According to an IDC report, the global ASP market is now worth US$300 million this year and is expected to go up to $2 billion by 2003.

Plagues of the Industry
Local enthusiasm about the concept is strong, according to Leong. Signing up at ASP's, however, remain at an ebb as SME's here are still new to the IT industry and are skeptical about outsourcing a prominent aspect of their business.

The main obstacle, it seems, is a lack of awareness about ASP and what they do. The AAC plans to address this issue with marketing campaigns and a planned web-site that will contain information about ASP services.

Lack of awareness, however, is just half of the story. According to Leong, the industry is also plagued by a lack of standards and unity with companies sprouting to offer differing standards of services and what's worst, different language to describe their services.

Not surprisingly, points two and three of the AAC Charter sets out to promote a standardisation of terminology and to define minumum service levels that all members must meet.

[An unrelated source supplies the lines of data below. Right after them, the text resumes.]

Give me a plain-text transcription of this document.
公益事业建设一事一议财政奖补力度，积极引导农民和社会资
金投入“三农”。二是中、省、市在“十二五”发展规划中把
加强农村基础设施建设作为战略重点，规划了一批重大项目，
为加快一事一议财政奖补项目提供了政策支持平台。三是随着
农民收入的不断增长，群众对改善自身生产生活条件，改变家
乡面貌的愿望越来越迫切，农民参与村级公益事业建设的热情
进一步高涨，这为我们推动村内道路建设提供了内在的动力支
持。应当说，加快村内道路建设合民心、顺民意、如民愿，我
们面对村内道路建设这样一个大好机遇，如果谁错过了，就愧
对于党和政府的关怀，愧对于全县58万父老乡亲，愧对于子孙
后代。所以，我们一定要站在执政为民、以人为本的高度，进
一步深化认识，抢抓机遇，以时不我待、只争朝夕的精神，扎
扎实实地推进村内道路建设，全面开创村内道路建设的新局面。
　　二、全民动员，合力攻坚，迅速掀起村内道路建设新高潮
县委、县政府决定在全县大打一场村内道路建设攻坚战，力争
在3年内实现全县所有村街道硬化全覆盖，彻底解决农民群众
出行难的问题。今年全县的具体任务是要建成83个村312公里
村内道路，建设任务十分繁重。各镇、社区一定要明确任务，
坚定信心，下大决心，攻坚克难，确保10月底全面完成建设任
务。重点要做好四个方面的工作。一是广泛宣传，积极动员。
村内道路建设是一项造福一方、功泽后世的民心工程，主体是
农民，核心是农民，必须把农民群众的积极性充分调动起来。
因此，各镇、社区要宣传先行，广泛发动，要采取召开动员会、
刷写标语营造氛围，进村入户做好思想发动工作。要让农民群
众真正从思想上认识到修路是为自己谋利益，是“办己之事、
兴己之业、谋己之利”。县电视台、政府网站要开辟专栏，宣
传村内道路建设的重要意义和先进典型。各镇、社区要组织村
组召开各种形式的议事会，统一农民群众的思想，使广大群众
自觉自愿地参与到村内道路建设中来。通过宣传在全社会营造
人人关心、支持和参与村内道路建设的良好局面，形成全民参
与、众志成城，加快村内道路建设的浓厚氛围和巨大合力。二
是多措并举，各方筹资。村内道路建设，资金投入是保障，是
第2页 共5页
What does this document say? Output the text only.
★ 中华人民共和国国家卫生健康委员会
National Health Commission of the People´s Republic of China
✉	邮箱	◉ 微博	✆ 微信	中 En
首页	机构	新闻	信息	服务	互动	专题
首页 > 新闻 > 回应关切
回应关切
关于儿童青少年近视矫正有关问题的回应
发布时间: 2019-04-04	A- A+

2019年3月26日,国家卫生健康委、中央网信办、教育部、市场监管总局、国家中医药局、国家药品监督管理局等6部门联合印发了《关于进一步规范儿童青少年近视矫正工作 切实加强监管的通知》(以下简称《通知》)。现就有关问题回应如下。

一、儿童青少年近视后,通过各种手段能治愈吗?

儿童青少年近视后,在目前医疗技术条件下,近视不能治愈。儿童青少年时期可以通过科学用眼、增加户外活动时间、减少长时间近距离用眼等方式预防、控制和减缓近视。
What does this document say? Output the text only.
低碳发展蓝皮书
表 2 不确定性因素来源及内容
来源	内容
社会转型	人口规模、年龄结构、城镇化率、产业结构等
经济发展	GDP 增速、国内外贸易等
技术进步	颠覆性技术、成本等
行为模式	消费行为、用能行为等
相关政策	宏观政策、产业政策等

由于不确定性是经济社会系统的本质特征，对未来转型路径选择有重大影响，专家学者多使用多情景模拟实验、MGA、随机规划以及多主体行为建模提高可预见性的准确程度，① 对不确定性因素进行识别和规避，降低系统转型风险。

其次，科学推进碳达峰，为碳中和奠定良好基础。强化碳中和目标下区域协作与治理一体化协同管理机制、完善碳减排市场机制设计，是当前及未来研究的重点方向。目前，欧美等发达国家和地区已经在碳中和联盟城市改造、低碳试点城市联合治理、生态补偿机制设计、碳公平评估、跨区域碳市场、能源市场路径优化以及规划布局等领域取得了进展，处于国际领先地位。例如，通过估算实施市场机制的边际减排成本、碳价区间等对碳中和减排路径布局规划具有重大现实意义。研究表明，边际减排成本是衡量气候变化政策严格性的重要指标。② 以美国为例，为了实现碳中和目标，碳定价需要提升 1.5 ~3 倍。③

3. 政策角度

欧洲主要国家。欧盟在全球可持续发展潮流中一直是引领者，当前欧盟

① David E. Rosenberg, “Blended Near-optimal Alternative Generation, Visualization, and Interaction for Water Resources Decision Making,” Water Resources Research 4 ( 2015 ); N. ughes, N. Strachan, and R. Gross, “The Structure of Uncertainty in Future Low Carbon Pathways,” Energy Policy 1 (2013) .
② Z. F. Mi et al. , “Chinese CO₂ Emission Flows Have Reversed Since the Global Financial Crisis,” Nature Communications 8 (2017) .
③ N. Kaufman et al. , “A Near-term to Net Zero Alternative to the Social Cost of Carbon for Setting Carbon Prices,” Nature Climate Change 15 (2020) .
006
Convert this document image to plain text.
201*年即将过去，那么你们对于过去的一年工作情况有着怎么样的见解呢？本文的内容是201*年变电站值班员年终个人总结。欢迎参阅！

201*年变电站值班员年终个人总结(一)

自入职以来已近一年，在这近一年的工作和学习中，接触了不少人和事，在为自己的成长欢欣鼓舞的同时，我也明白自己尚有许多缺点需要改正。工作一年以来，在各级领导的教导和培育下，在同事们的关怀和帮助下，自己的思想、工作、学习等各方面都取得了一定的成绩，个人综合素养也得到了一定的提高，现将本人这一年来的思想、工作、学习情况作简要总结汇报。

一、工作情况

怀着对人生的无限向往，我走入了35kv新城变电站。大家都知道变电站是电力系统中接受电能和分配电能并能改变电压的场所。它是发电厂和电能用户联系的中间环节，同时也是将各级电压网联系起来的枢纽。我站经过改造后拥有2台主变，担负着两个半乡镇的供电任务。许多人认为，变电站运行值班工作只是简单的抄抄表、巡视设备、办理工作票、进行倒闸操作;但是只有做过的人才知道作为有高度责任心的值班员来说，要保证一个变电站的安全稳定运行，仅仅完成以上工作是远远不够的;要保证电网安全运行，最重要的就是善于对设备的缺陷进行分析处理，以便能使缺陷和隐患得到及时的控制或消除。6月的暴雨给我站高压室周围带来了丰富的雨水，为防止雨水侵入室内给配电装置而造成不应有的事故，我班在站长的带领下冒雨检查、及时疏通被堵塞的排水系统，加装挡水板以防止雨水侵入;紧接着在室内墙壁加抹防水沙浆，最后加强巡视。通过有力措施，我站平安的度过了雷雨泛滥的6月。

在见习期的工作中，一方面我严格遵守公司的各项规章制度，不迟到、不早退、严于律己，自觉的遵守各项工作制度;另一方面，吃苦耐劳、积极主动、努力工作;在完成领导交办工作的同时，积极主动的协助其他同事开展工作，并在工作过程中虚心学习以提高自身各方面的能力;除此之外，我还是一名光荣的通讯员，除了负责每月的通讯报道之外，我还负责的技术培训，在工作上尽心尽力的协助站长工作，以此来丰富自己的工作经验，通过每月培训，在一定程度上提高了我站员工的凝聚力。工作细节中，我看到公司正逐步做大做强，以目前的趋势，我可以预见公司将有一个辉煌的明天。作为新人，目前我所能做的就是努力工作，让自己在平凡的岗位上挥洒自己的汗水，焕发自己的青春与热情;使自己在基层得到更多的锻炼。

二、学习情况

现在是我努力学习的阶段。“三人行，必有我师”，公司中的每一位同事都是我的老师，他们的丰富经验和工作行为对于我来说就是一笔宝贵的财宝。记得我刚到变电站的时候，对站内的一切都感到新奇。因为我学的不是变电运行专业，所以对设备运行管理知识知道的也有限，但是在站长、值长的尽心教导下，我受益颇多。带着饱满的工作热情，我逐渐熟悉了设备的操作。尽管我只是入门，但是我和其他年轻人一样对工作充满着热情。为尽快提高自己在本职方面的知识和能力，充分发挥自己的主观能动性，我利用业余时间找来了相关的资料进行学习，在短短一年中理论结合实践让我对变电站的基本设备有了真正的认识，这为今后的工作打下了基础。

As Leong argued, "The ASP market is becoming increasingly fragmented with the daily influx of new players, all with differing messages and service levels, which may end up impeding growth. There is an urgent need for the industry to have some form of standardisation and for ASP's to speak with one voice."

The Charter
The AAC rolled out a seven points charter, namely:

  • Develop and promote the ASP industry in Singapore with the eventual objective of exporting services throughout Asia Pacific
  • Educate local enterprises, especially small and medium enterprises, on the benefits of the ASP model and the selection of suitable ASP services for their business
  • Promote the standardisation of terminology.
  • Define appropriate minimum service levels that all members must meet.
  • Create a meeting ground where SI'x, telcos, ASO's, hardware and software providers can collaborate to bring competitive ASP services to market.
  • Create business opportunities for AAC members.
  • Provide feedback with regards to how governmental policies can help develop the ASP industry in Singapore.